Published June 09, 2016
North Korea will hold a meeting of its national parliament later this month, the North's state media reported Thursday, following up on the first congress of its ruling workers' party in 36 years.
The Supreme People's Assembly, which is the legislative branch of the North Korean government, is to convene June 29, according to a report in the state-run Korean Central News Agency.
The assembly is expected to approve and follow up on decisions taken at last month's party congress.
The congress was a major political event that provided a high-profile forum for leader Kim Jong Un to lay out his priorities — mainly vows to keep developing nuclear weapons while strengthening its economy — and announce some shuffling within the top tier of his regime's leadership.
The assembly generally convenes in April, but a smaller session was held in late March this year prior to the party congress.
Although the full assembly, made up of hundreds of deputies from around the country, is technically the highest organ of government, its function is primarily to endorse decisions passed down to it by the party and military leadership, rather than formulate and propose legislation of its own.
Thursday's announcement did not say how long the meeting would be, nor give any details about its agenda.
During the May party congress, Kim Jong Un was given a new title — party chairman — and spoke at length about his two-pronged policy of simultaneously developing what the North sees as a nuclear deterrent to aggression from the United States and the building up its economy.
Some changes in the party's top positions were also announced, but they were largely expected and not seen as a major shakeup.
Shortly after the congress ended, Pyongyang announced the start of a 200-day "loyalty campaign" calling on all North Koreans to make an extra effort to boost production, speed up construction projects and generally work harder and longer to show their support for the party and the leadership.

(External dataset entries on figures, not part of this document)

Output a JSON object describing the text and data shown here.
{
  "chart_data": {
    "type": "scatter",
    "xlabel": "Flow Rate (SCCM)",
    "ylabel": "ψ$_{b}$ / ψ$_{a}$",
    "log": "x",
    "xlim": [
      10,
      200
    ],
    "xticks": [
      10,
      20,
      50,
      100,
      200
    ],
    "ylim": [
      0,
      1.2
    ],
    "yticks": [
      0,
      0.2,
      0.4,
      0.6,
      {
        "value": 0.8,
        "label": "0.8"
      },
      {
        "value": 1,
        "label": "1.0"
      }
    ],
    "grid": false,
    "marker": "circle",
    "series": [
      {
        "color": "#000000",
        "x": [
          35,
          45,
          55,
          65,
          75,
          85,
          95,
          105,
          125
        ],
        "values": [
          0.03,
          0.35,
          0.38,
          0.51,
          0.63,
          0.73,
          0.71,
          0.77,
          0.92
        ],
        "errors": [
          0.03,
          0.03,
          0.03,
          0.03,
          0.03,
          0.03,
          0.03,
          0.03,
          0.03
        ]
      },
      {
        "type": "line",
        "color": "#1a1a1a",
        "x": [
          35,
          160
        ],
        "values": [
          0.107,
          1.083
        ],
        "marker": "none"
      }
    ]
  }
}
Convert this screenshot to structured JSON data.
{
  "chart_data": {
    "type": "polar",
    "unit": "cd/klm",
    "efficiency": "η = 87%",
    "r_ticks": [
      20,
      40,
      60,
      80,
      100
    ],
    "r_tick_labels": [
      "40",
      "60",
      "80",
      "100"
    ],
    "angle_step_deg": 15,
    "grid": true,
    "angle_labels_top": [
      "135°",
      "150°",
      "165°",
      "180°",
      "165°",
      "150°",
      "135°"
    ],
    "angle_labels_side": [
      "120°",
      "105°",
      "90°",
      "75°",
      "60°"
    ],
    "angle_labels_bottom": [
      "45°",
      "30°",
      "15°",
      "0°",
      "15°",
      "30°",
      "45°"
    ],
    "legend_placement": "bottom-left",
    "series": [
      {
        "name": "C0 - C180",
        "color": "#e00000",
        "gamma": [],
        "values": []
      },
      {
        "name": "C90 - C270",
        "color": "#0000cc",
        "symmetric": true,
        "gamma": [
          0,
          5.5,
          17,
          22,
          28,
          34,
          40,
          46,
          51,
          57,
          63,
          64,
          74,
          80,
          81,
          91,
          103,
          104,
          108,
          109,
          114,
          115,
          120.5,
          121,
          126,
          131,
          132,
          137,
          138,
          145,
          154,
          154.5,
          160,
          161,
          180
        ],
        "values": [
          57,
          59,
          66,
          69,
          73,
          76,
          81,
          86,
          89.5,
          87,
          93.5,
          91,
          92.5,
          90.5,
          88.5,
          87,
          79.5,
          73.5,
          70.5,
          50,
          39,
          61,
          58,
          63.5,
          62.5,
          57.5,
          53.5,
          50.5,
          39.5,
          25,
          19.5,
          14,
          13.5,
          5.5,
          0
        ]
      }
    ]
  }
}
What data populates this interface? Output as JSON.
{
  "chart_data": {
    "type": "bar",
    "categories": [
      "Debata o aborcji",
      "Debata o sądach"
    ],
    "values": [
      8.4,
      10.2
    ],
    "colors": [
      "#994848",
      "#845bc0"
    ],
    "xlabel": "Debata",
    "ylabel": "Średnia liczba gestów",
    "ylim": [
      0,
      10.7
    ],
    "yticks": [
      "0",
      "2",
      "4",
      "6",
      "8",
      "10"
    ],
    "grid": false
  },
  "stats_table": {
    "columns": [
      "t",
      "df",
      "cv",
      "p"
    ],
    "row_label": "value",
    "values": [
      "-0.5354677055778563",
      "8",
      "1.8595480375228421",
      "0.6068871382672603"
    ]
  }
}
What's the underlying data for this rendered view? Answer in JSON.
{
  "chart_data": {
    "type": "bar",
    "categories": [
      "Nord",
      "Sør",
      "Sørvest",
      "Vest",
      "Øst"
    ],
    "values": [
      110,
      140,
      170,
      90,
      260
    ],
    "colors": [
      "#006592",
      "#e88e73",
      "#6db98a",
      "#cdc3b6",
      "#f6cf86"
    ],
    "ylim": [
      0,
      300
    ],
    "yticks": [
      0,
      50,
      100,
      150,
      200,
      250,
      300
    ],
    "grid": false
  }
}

It mobilized the country for a 70-day loyalty campaign ahead of the congress as well.
The upcoming assembly meeting could bestow yet another new title on Kim and shed more light on how he intends to bolster the North's struggling economy.
He announced a new five-year development plan at the congress, but few details have been made public.
Many outside economists see sustainable, long-term progress as unlikely amid the heavy sanctions that have been imposed on the North for its nuclear and missile programs, which Kim has repeatedly stressed he has no intention of giving up.